I have one, this isn't true. The wattage of a 5070 is about 300. The spark entire unit runs at 200 watts max. In reality it runs like a rtx 5060 with lots of vram. Very good for training, okay for inferencing if you are running batch jobs and don't mind waiting.

Readerium 8 hours ago

LLMs are memory bandwidth bound not compute bound.

ondra 7 hours ago

This is incorrect, prompt processing is compute bound.
AntiUSAbah 5 hours ago

LLMs are bound by both and depends on the hardware which factor is higher.
icelancer 6 hours ago

This is only true for some parts of the time cost function.

BoredPositron 14 hours ago

I am working mostly with image models so we do a lot of fun times and the card fits perfectly here. Performance isn't great but it can just tug along in the background.àp

varispeed 13 hours ago

I still not see the point running these models. I say they produce plausible garbage, nowhere near quality of frontier models (when they work).

Why can't Intel look beyond this nonsense state of affair and build something with 1TB of RAM or more?

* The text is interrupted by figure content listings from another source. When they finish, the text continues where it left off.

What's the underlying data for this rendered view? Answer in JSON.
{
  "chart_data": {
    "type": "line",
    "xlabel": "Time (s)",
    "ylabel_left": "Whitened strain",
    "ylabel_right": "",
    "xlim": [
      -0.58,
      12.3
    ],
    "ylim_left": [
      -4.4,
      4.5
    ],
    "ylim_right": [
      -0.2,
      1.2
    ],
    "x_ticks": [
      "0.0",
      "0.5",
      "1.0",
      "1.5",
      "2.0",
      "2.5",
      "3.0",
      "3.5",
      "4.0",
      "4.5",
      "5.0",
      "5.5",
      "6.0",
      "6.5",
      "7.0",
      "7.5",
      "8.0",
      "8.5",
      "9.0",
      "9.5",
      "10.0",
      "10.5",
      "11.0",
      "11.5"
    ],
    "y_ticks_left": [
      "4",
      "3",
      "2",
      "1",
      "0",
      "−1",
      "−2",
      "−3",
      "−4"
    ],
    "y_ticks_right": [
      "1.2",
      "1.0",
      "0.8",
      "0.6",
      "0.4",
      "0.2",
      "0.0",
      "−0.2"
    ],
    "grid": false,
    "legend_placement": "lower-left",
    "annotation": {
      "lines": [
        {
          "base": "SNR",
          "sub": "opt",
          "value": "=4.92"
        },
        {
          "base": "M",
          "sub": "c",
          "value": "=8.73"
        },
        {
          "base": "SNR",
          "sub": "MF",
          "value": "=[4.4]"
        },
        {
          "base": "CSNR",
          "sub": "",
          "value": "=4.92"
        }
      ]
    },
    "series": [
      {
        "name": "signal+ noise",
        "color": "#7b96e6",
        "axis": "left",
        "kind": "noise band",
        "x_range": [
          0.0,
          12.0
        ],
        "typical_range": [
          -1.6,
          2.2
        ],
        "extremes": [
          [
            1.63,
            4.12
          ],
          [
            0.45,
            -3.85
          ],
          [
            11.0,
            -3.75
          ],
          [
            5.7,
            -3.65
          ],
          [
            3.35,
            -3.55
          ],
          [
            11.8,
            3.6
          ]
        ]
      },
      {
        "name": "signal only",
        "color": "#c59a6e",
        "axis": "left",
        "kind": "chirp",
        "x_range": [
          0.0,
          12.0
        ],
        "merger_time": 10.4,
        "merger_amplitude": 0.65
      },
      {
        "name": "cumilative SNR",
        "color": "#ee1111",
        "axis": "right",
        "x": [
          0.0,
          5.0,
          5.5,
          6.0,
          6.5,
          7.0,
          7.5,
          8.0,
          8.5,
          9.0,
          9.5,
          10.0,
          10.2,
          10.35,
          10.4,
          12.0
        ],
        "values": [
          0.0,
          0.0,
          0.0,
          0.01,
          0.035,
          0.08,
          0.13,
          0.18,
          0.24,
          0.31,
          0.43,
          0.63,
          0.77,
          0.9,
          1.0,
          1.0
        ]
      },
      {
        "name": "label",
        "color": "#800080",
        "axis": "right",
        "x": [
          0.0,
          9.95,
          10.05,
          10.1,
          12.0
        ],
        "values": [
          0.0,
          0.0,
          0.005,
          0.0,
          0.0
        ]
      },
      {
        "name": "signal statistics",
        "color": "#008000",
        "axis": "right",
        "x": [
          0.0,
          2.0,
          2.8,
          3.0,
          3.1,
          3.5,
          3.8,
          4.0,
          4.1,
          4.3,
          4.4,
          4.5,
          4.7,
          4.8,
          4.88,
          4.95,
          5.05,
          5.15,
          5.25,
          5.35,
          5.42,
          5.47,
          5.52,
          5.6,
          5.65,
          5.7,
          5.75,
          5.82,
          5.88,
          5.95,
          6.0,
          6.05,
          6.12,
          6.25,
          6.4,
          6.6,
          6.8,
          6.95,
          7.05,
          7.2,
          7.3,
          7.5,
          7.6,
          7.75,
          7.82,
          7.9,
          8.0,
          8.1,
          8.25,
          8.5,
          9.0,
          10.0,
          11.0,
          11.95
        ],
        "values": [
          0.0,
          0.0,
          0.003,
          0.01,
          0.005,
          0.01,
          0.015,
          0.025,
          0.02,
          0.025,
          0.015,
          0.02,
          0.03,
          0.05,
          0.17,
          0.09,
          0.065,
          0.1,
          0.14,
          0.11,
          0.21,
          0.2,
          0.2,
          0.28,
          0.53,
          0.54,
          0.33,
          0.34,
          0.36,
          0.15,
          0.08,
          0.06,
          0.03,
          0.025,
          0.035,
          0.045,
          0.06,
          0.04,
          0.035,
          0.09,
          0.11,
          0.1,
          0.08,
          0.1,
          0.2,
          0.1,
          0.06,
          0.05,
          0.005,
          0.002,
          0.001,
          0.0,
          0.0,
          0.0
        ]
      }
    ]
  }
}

What I am trying to say, I am yet to see anything competitive in the market. Cards very much stalled in sub 100GB region and best corporations can do is throw something to run toy models and forget about it after a week.

AlotOfReading 9 hours ago
What's wrong with Grace Hopper if you want to throw buckets of local memory at a problem?
- varispeed 4 hours ago
  
  Most consumer platforms only allow up to 128/256GB of RAM. If you want more you likely need a data centre platform. This is again a mismatch between what companies think consumers are at and the reality.
  I think e.g. AMD missed the boat with 9950x3d2 by limiting memory controller. If it was possible to hook it with 1TB of consumer DDR5 RAM, that would be something to write home about.
- MrDrMcCoy 5 hours ago
  
  Some people, including myself, loathe Nvidia with the fiery burning passion of a thousand suns, and will put up with whatever nonsense is necessary to run without them.